Fuhrman confirmed that discussions for a third film, among the creatives and studio are ongoing, stating that there would not be another "13 years this time around" before a sequel is developed. In December 2023, it was announced that a third film was officially in development. William Brent Bell will once again serve as director, while David Coggeshall will return as screenwriter.
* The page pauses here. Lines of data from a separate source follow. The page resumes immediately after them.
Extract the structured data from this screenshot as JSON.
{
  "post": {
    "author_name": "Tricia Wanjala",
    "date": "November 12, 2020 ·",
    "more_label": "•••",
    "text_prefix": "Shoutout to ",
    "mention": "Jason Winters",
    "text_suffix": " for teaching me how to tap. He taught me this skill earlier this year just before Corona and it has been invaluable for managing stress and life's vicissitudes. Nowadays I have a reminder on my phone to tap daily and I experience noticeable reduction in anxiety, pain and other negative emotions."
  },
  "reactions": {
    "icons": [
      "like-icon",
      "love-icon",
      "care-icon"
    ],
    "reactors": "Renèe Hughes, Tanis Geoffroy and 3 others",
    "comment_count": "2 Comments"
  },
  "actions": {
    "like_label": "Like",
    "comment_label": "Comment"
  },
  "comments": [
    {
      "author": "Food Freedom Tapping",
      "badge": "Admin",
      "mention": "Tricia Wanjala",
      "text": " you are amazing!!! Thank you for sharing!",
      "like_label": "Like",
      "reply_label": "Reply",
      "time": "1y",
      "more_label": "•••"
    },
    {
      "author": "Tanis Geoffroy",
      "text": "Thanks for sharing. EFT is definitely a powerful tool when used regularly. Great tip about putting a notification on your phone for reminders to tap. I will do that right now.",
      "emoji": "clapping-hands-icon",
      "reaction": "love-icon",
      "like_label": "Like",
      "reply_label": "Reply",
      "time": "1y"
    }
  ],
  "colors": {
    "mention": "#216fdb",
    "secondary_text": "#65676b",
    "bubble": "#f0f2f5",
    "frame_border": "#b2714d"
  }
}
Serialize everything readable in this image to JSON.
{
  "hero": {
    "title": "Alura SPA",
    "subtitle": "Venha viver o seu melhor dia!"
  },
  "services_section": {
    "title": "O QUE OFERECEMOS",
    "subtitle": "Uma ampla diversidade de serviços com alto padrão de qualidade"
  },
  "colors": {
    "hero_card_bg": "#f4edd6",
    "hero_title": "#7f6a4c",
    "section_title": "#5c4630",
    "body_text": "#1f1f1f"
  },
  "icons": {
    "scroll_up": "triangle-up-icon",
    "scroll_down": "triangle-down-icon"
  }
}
The filmmaker stated that Isabelle Fuhrman is also slated to reprise her starring role as the main character.

In November 2024, Dark Castle announced that a third film had been green-lit by Lionsgate, which would launch the project at the American Film Market. Brent Bell and Coggeshall is set to return as director and screenwriter, while Isabelle Fuhrman reprises her role as Esther. Fuhrman later expressed excitement, stating that the quality of the script is what convinced her to sign on to the project. By April 2025, the actress stated that the next installment will be an 'inbetweenquel' as it will depict separate events that take place after Orphan (2009), as well as the prequel Orphan: First Kill (2022). Filming began in November 2025 and was announced to be titled Orphans.